Final answer:
To find the profit maximizing quantity for Doggies Paradise Inc., we calculate total revenue, marginal revenue, total cost, and marginal cost for each output level, and identify where marginal revenue equals marginal cost.
Step-by-step explanation:
The question asks us to calculate the total revenue, marginal revenue, total cost, and marginal cost for a perfectly competitive firm, Doggies Paradise Inc., selling winter coats for dogs at different levels of output. In addition, we are to sketch curves for total revenue and total cost, and marginal revenue and marginal cost to determine the profit maximizing quantity. For a perfectly competitive firm, the price per unit is equivalent to the marginal revenue. Since Doggies Paradise Inc. sells dog coats for $72 each, this is also the marginal revenue for each additional unit sold. Marginal cost is calculated at each additional unit by the change in total variable cost.

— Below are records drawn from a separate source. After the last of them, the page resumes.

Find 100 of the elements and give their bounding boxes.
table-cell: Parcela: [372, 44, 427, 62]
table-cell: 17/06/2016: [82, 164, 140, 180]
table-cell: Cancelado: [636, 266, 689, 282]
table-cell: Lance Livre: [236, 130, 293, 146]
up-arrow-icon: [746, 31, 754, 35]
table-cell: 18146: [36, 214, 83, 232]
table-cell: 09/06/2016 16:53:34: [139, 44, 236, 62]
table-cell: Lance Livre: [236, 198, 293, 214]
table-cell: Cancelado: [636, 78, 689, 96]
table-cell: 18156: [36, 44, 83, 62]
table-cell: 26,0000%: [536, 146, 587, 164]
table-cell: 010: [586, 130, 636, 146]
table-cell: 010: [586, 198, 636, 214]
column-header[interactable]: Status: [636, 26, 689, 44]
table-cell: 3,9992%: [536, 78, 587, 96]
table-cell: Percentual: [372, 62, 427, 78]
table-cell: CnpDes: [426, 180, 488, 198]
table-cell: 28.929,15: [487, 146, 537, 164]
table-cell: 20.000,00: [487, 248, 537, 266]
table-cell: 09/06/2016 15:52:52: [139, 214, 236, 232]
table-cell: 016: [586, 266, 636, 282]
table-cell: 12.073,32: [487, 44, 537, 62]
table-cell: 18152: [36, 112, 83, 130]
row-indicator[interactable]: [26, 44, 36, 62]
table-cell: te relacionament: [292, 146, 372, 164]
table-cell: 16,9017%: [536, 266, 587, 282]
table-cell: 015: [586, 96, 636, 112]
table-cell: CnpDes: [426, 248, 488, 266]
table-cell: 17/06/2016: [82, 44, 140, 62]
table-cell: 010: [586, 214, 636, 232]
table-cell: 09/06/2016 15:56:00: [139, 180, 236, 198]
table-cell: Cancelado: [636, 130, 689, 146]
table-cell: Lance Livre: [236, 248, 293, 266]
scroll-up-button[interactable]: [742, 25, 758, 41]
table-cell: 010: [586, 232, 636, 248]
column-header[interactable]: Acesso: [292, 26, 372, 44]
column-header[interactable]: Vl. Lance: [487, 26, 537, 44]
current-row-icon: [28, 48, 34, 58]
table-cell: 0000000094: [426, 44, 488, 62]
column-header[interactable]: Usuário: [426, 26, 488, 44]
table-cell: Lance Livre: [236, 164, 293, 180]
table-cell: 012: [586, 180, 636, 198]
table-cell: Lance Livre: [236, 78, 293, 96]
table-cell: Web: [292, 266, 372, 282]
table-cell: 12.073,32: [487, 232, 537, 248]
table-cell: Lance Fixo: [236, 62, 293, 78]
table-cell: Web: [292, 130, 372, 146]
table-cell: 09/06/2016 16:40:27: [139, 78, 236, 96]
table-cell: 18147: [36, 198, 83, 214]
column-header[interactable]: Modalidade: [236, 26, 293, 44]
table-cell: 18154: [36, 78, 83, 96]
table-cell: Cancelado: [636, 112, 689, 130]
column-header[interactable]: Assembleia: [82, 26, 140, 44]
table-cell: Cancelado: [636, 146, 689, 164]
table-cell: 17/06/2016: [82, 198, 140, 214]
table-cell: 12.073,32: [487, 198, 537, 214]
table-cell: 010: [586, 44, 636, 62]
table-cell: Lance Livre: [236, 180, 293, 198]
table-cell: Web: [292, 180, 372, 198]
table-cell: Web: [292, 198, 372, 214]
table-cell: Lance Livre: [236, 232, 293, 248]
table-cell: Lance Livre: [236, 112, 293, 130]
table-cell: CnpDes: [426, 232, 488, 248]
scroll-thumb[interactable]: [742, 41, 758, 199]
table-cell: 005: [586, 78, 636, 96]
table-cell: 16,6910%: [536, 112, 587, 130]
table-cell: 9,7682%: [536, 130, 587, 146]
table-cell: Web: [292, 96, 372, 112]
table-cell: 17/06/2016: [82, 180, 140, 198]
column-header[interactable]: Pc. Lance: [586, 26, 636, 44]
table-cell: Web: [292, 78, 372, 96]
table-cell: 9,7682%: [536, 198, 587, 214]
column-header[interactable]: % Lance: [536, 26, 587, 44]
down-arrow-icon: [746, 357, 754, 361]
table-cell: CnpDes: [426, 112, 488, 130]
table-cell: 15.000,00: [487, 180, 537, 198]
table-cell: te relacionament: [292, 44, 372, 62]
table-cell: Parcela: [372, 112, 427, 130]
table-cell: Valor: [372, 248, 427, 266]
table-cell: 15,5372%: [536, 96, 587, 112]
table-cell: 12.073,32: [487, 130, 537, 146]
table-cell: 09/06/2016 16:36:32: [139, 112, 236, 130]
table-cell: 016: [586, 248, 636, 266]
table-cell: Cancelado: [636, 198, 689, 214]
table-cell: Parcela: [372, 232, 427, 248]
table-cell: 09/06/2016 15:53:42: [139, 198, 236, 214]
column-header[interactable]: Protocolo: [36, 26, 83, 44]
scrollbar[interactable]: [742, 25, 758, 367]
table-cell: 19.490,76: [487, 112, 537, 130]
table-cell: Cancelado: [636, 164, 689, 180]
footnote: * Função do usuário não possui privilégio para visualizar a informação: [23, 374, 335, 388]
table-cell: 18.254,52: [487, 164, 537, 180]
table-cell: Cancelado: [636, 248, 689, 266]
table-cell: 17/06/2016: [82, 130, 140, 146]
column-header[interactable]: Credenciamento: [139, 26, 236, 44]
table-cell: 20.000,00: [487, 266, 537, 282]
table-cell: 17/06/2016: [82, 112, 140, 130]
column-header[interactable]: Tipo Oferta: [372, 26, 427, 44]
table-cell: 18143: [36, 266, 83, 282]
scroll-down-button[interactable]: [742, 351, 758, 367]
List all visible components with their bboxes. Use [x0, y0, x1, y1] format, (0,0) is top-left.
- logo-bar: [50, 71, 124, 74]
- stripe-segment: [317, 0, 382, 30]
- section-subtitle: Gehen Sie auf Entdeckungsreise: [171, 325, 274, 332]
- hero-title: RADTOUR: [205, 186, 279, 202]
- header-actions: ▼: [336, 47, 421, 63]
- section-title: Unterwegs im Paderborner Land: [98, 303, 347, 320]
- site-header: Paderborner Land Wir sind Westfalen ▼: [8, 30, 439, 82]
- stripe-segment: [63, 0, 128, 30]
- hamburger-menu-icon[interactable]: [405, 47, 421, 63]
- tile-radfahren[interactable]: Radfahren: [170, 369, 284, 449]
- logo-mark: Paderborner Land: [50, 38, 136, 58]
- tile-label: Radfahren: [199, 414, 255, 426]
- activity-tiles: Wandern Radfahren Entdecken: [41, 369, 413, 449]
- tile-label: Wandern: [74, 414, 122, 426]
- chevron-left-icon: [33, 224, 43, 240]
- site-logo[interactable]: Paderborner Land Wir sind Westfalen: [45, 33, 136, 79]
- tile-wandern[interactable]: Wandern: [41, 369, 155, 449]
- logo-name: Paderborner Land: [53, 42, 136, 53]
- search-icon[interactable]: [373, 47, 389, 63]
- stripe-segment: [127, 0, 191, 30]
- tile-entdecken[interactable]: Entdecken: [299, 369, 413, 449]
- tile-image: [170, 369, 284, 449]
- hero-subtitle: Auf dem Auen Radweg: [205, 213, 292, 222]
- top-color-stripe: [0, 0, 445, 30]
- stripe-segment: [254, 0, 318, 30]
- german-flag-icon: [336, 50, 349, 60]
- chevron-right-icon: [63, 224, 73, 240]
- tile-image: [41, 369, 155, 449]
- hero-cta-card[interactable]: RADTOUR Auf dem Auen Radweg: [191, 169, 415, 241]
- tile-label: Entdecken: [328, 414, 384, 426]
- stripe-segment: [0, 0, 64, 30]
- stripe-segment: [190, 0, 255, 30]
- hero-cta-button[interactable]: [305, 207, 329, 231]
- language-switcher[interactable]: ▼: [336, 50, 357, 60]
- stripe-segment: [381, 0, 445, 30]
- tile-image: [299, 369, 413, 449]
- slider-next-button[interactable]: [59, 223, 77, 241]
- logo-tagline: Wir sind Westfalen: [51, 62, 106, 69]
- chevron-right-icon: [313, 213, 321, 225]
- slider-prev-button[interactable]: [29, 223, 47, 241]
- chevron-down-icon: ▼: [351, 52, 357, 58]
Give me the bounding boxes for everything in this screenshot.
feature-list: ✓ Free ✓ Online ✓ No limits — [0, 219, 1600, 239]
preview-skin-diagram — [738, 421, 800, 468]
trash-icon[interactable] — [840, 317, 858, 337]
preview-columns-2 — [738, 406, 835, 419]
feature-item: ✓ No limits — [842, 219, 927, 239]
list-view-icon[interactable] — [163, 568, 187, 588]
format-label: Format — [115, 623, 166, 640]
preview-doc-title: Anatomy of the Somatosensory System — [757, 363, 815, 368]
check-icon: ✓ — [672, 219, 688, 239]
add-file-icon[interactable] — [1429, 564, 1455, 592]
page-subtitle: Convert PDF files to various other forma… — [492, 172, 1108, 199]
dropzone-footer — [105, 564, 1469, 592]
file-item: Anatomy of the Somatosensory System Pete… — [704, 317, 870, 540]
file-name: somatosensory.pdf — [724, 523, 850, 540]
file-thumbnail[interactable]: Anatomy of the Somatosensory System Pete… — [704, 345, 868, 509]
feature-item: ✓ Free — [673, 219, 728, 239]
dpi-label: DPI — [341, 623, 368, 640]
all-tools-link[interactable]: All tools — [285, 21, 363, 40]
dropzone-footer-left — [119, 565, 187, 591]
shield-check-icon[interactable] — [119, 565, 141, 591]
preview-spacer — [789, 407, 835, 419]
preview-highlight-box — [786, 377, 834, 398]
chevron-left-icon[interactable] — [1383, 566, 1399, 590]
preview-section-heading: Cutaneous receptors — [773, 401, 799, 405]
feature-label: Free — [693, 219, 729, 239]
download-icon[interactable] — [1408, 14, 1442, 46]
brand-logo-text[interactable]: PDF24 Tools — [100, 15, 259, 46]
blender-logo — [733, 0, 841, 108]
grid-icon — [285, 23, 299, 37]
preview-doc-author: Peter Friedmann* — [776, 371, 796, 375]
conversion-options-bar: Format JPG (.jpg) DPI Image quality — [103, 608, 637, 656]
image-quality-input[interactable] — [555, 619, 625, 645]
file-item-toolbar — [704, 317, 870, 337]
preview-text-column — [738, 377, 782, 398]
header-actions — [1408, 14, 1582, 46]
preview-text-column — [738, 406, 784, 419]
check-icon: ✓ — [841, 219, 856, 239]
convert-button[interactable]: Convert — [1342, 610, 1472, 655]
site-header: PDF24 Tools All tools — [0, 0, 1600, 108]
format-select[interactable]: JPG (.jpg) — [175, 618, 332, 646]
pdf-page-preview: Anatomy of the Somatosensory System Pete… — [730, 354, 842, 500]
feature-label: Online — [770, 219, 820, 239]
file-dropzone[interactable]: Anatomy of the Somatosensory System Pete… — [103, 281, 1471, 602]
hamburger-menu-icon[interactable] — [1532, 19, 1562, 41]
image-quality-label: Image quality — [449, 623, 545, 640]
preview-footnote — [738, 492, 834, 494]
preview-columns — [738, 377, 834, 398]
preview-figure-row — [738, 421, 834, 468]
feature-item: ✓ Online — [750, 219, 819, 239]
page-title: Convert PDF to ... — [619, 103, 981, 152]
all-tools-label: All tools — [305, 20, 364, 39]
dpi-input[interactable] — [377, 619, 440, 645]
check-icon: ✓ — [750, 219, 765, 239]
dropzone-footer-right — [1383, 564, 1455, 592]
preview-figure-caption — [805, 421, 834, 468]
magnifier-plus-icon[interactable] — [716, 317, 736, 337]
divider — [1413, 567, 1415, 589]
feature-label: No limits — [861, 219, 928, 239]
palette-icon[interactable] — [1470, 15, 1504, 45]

Here's an example table (the actual calculations are not included, just the setup):
- Output (Units)
- Total Revenue ($)
- Marginal Revenue ($)
- Total Variable Cost ($)
- Total Cost ($)
- Marginal Cost ($)
Total Revenue is calculated by multiplying the number of units sold by the selling price (Output * $72). The Total Cost is the sum of Fixed Costs ($100) and Total Variable Cost for the respective output level. Marginal Cost is determined for each additional unit by the increase in Total Variable Cost as output increases.
To find the profit maximizing quantity, we look for the output level where Marginal Revenue equals Marginal Cost, as producing beyond this point would not increase profits. Graphically, this is the intersection point between the Marginal Revenue and Marginal Cost curves.